Designed by Laura Gonzalez de Durana, Arelis Feliciano, and Susana Siegel
Designed by Page Three Hundred
Designed by: Albert Virgili Hill & Derrick Neleman
Developing your own Identity
Developing an Identity can be a grueling process. A logo, for instance, can take several tries to get right and just when you think you have something you decide to go a different route.
My Own Experience
Back when I was in college, I was assigned a project for my identity class to create an identity for a nonprofit organization. The organization I was assigned was called Farmshare. Even though it was just an assignment my professor when out of her way to find a real organization for my classmates and myself to use. Farmshare is an organization that delivers fresh local produce to the impoverished community. This product is the kind of product that doesn’t make it to a typical grocery shelf. This doesn’t mean it is blemished in any way but just the kind that didn’t pass a typical grocer’s inspection.
After studying the company and identifying their problems, goals, and successes I had enough to start sketching ideas. This process took some time and a lot of sketches. I spent over two weeks in class every other day trying to find a typeface, logo concept, and overall brand-able image to convey. It got to the point where I was nearly about to give up until my professor chimed in and helped me brainstorm.
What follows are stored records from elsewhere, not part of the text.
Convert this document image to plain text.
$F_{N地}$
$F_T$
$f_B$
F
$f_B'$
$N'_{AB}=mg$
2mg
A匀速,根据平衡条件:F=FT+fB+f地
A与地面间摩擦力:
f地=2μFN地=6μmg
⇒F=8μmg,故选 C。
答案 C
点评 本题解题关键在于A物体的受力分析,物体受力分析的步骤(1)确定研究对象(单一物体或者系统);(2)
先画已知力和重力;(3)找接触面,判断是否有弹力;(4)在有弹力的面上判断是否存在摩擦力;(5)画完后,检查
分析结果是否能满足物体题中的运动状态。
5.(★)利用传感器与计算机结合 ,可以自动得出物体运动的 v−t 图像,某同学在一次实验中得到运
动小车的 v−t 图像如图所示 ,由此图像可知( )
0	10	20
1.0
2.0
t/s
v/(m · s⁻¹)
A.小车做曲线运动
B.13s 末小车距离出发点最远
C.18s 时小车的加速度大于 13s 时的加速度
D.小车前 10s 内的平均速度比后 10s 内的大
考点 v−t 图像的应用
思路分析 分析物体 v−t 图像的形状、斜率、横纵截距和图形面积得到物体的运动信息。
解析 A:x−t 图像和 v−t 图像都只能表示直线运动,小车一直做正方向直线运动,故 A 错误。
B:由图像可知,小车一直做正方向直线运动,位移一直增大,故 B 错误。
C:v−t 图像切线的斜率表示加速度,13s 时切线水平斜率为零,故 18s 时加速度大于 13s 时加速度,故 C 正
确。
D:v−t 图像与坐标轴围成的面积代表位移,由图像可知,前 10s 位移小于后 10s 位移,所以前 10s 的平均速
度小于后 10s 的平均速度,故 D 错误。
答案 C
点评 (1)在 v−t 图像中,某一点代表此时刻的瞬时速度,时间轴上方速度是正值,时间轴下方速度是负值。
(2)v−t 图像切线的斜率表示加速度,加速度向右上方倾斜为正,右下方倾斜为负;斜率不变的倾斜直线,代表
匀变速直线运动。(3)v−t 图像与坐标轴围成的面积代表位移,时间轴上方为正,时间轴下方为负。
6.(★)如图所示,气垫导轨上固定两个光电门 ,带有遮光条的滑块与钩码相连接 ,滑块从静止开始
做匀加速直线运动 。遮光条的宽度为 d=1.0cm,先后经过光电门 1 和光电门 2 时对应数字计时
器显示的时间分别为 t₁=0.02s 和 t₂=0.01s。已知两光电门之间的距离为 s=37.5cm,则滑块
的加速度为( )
We worked together for about a three-hour block when I finally got an idea to push forward with.
My idea was to symbolize both the “human” element and the “produce” element within the Farmshare organization. Combining these two helped me create a mark that identified a human and a corn cob. Getting this far helped layout the branding for the rest of the pieces.
The initial mark/concept of the logo which symbolizes a human and produce (corn in this instance)
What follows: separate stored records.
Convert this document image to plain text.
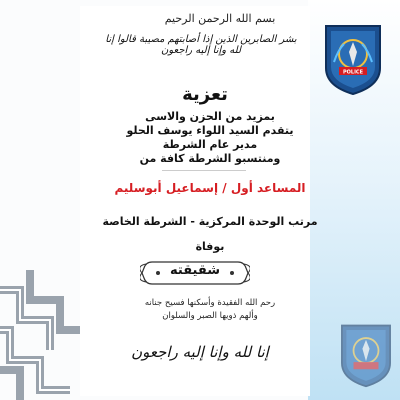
بسم الله الرحمن الرحيم
بشر الصابرين الذين إذا أصابتهم مصيبة قالوا إنا لله وإنا إليه راجعون
تعزية
بمزيد من الحزن والاسى
يتقدم السيد اللواء يوسف الحلو
مدير عام الشرطة
ومنتسبو الشرطة كافة من
المساعد أول / إسماعيل أبوسليم
مرتب الوحدة المركزية - الشرطة الخاصة
بوفاة
شقيقته
رحم الله الفقيدة وأسكنها فسيح جنانه
وألهم ذويها الصبر والسلوان
إنا لله وإنا إليه راجعون
POLICE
The typeface makes use of Adobe Garamond Pro Bold which is a serif font-family. I chose this for both legibility and the feeling it portrays. You could say it feels “farm-like”, especially within this application.
I chose bright orange for the main color palette. I went with a single bold and bright color to not only stand out but to help save on costs. Any type of printable media will always cost more if you use more than one color. Being a nonprofit organization, Farmshare isn’t out to make money but rather support those who can’t seem to. I tried to keep this in mind when it came down to costs for printing by using a single color.
This project opened my eyes to what it takes to develop a timeless brand. Some brands undergo re-brand after re-brand only to find that they should have just kept their old identity. People connect with brands and identities on a psychological level. It helps them decide which goods or services best suit their needs. Branding is about feeling as well as selling. Branding and Identity can take an otherwise unknown company and transform it into something that looks and feels like it has been around for ages.
Most designers know there’s much more to a logo or typeface than meets the eye. We know so much work went into developing that stationary package or t-shirt design. It’s our job to educate people who seek our services as to why brand and identity are crucial pieces in a company’s success. Without a public presence, a company has nothing to tell their story. People need something to identify you with. They need to understand what you have to offer, what you stand for, and how you can help them. If they understand your message then there’s nothing that can stop you.
Have you had to rebrand or create a new brand? What was your experience like?"